As duas saídas antes de assinar o distrato
A primeira está no § 9º do art. 67-A e quase ninguém usa. Se o cliente que dá causa ao desfazimento encontra um comprador substituto, que assume seus direitos e obrigações, a cláusula penal não incide. A lei exige anuência do incorporador e aprovação de cadastro e de capacidade financeira do substituto.
Para você, isso é uma venda nova em vez de uma unidade devolvida ao estoque. Na simulação acima, é a diferença entre o cliente receber R$ 24.000 e receber R$ 64.000.

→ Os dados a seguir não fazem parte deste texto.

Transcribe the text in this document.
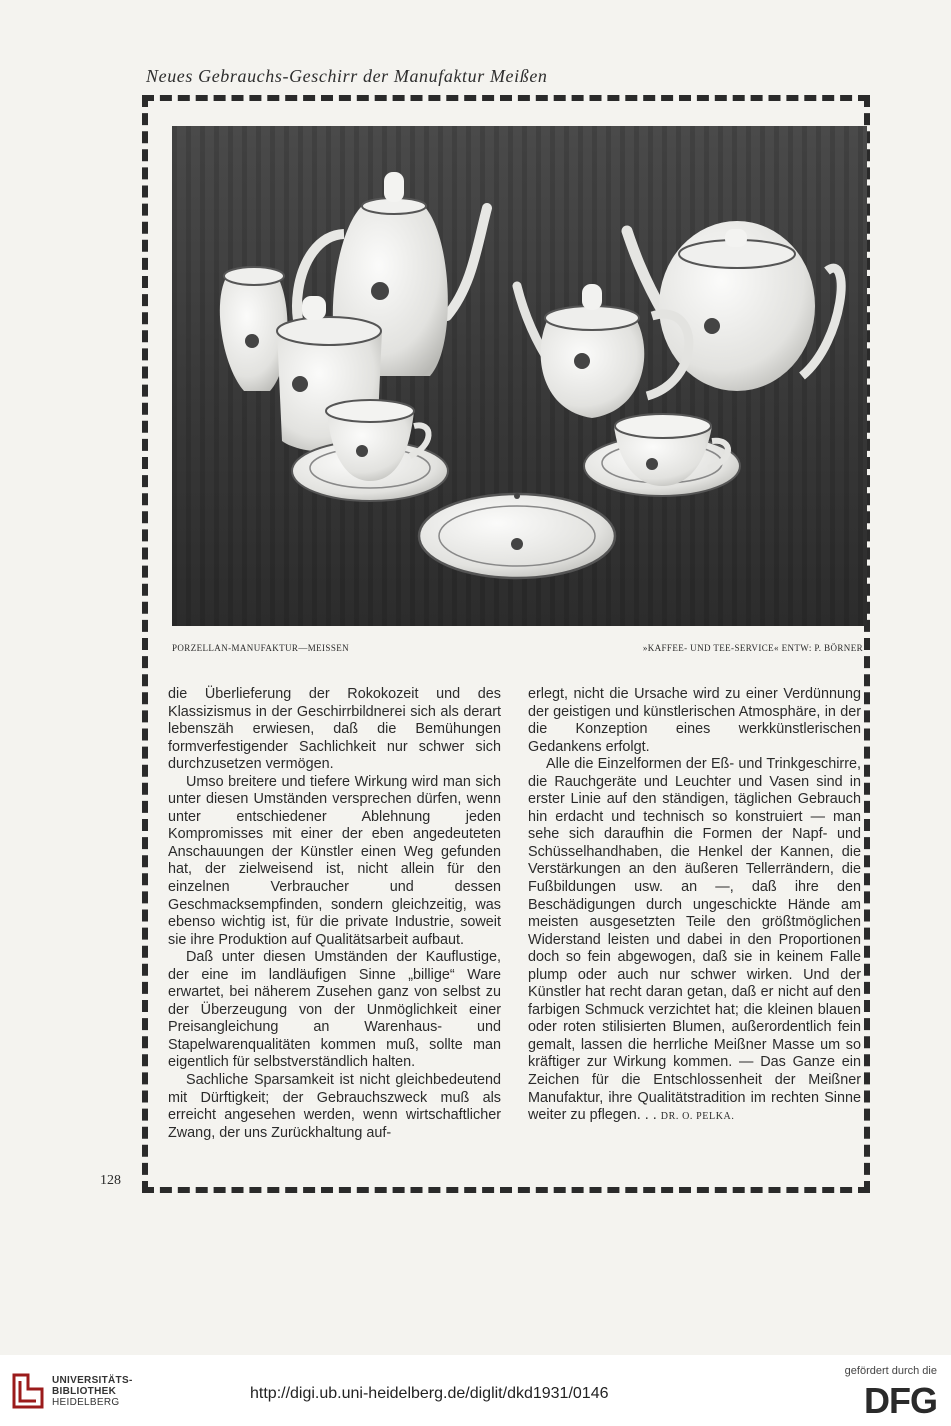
Neues Gebrauchs-Geschirr der Manufaktur Meißen
PORZELLAN-MANUFAKTUR—MEISSEN	»KAFFEE- UND TEE-SERVICE« ENTW: P. BÖRNER

die Überlieferung der Rokokozeit und des Klassizismus in der Geschirrbildnerei sich als derart lebenszäh erwiesen, daß die Bemühungen formverfestigender Sachlichkeit nur schwer sich durchzusetzen vermögen.

Umso breitere und tiefere Wirkung wird man sich unter diesen Umständen versprechen dürfen, wenn unter entschiedener Ablehnung jeden Kompromisses mit einer der eben angedeuteten Anschauungen der Künstler einen Weg gefunden hat, der zielweisend ist, nicht allein für den einzelnen Verbraucher und dessen Geschmacksempfinden, sondern gleichzeitig, was ebenso wichtig ist, für die private Industrie, soweit sie ihre Produktion auf Qualitätsarbeit aufbaut.

Daß unter diesen Umständen der Kauflustige, der eine im landläufigen Sinne „billige“ Ware erwartet, bei näherem Zusehen ganz von selbst zu der Überzeugung von der Unmöglichkeit einer Preisangleichung an Warenhaus- und Stapelwarenqualitäten kommen muß, sollte man eigentlich für selbstverständlich halten.

Sachliche Sparsamkeit ist nicht gleichbedeutend mit Dürftigkeit; der Gebrauchszweck muß als erreicht angesehen werden, wenn wirtschaftlicher Zwang, der uns Zurückhaltung auf-

erlegt, nicht die Ursache wird zu einer Verdünnung der geistigen und künstlerischen Atmosphäre, in der die Konzeption eines werkkünstlerischen Gedankens erfolgt.

Alle die Einzelformen der Eß- und Trinkgeschirre, die Rauchgeräte und Leuchter und Vasen sind in erster Linie auf den ständigen, täglichen Gebrauch hin erdacht und technisch so konstruiert — man sehe sich daraufhin die Formen der Napf- und Schüsselhandhaben, die Henkel der Kannen, die Verstärkungen an den äußeren Tellerrändern, die Fußbildungen usw. an —, daß ihre den Beschädigungen durch ungeschickte Hände am meisten ausgesetzten Teile den größtmöglichen Widerstand leisten und dabei in den Proportionen doch so fein abgewogen, daß sie in keinem Falle plump oder auch nur schwer wirken. Und der Künstler hat recht daran getan, daß er nicht auf den farbigen Schmuck verzichtet hat; die kleinen blauen oder roten stilisierten Blumen, außerordentlich fein gemalt, lassen die herrliche Meißner Masse um so kräftiger zur Wirkung kommen. — Das Ganze ein Zeichen für die Entschlossenheit der Meißner Manufaktur, ihre Qualitätstradition im rechten Sinne weiter zu pflegen. . . DR. O. PELKA.

128
UNIVERSITÄTS-
BIBLIOTHEK
HEIDELBERG
http://digi.ub.uni-heidelberg.de/diglit/dkd1931/0146
gefördert durch die
DFG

A segunda saída tem prazo curto. Contratos firmados em estande de vendas ou fora da sede do incorporador admitem arrependimento em até 7 dias. A devolução alcança todos os valores antecipados, inclusive a comissão de corretagem (§ 10). O exercício desse direito precisa ser demonstrado por carta registrada com aviso de recebimento, e conta a data da postagem (§ 11).
Antes de qualquer uma das duas, leia o quadro-resumo com o cliente. O art. 35-A da mesma lei exige que o contrato comece por esse quadro. As consequências do desfazimento vão nele em destaque negritado, ao lado do valor da corretagem e dos índices de correção.

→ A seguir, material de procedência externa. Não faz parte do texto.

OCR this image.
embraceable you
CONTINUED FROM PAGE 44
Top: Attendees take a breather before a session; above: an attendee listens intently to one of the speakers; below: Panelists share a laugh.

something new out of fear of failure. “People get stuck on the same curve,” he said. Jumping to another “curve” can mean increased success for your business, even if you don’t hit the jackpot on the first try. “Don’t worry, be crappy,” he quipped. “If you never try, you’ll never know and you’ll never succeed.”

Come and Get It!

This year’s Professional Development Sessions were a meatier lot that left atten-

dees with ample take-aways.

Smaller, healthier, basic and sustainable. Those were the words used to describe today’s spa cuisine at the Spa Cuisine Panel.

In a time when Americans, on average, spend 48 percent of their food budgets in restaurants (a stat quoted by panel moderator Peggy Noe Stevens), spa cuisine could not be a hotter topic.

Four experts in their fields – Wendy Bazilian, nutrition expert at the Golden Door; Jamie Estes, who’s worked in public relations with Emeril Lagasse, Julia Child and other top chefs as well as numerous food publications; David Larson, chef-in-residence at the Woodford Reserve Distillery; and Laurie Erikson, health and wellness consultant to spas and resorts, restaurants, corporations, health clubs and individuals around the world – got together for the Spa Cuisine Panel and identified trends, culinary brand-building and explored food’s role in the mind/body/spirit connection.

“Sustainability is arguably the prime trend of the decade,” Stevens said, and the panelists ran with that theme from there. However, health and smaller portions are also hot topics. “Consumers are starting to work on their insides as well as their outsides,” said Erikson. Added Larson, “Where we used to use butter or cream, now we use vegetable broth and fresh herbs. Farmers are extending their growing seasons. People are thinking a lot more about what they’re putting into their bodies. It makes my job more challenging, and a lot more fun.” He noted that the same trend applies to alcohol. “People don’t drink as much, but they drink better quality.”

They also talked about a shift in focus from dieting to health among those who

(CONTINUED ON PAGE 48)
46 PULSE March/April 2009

Vale também colocar o outro lado da conta na mesa. Manter a compra tem custo mensal conhecido, e a régua está no guia de comprometimento de renda. Se parte da entrada saiu do fundo de garantia, confira antes as condições de uso no guia de requisitos do FGTS na compra.
Regra prática: antes de levar o distrato ao cliente, calcule os dois cenários de retenção. Teste a substituição de comprador e compare com o custo de manter a compra. Se a saída ainda for a melhor, a decisão já vai estar tomada com número, e não com susto. Para quem sai da planta e pretende voltar depois, o comparativo de consórcio ou financiamento mostra as duas rotas de retorno.
Perguntas frequentes
O que é distrato imobiliário?
É o desfazimento do contrato de compra e venda do imóvel antes da quitação, por acordo entre comprador e incorporador. O comprador tem direito à restituição do que pagou, corrigida e deduzida das verbas do art. 67-A da Lei nº 4.591/1964 (fonte: planalto.gov.br).

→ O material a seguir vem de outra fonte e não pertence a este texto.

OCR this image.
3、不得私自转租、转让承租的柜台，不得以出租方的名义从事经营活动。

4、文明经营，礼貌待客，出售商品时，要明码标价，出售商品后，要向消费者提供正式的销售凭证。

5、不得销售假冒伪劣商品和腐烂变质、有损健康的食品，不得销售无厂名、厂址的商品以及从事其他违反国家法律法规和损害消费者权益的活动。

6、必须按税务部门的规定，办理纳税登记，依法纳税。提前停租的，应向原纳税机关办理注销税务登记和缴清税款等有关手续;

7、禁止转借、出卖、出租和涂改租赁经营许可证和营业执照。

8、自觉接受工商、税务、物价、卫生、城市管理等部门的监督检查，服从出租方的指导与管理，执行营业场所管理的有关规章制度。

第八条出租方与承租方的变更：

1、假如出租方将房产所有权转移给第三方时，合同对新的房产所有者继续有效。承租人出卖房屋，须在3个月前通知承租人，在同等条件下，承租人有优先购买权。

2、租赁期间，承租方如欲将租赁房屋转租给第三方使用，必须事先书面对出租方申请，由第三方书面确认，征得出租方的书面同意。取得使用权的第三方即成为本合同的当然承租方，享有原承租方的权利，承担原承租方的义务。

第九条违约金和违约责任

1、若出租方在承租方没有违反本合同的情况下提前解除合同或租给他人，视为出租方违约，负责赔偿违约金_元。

Quanto a construtora pode reter em caso de distrato?
Pela lei, a pena convencional não pode passar de 25% da quantia paga, além da comissão de corretagem integral. Na incorporação submetida ao patrimônio de afetação, o art. 67-A, § 5º admite até 50%. Esse regime separa o caixa do empreendimento do restante do patrimônio da incorporadora. Esse limite maior está sob julgamento no STJ (fonte: Tema 1466).
Em quanto tempo a construtora precisa devolver o dinheiro?
Fora do patrimônio de afetação, em parcela única após 180 dias do desfazimento. Com patrimônio de afetação, em até 30 dias após o habite-se. Se a unidade for revendida antes desses prazos, o saldo é pago em até 30 dias da revenda.
Dá para desistir do imóvel na planta sem multa?
Existem duas hipóteses na lei. A primeira é a substituição por outro comprador que assuma o contrato, com anuência do incorporador, que afasta a cláusula penal (§ 9º). A segunda é o arrependimento em até 7 dias, nos contratos assinados em estande de vendas ou fora da sede do incorporador (§ 10).
O que o STJ está julgando sobre distrato em 2026?
A Segunda Seção afetou três temas repetitivos em 04/08/2026. O Tema 1466 trata da retenção de até 50% no patrimônio de afetação. Os Temas 1464 e 1465 vão definir percentual e base de cálculo para imóvel não edificado e para contratos anteriores à Lei nº 13.786/2018. Recursos especiais e agravos com o mesmo objeto estão suspensos até a fixação das teses.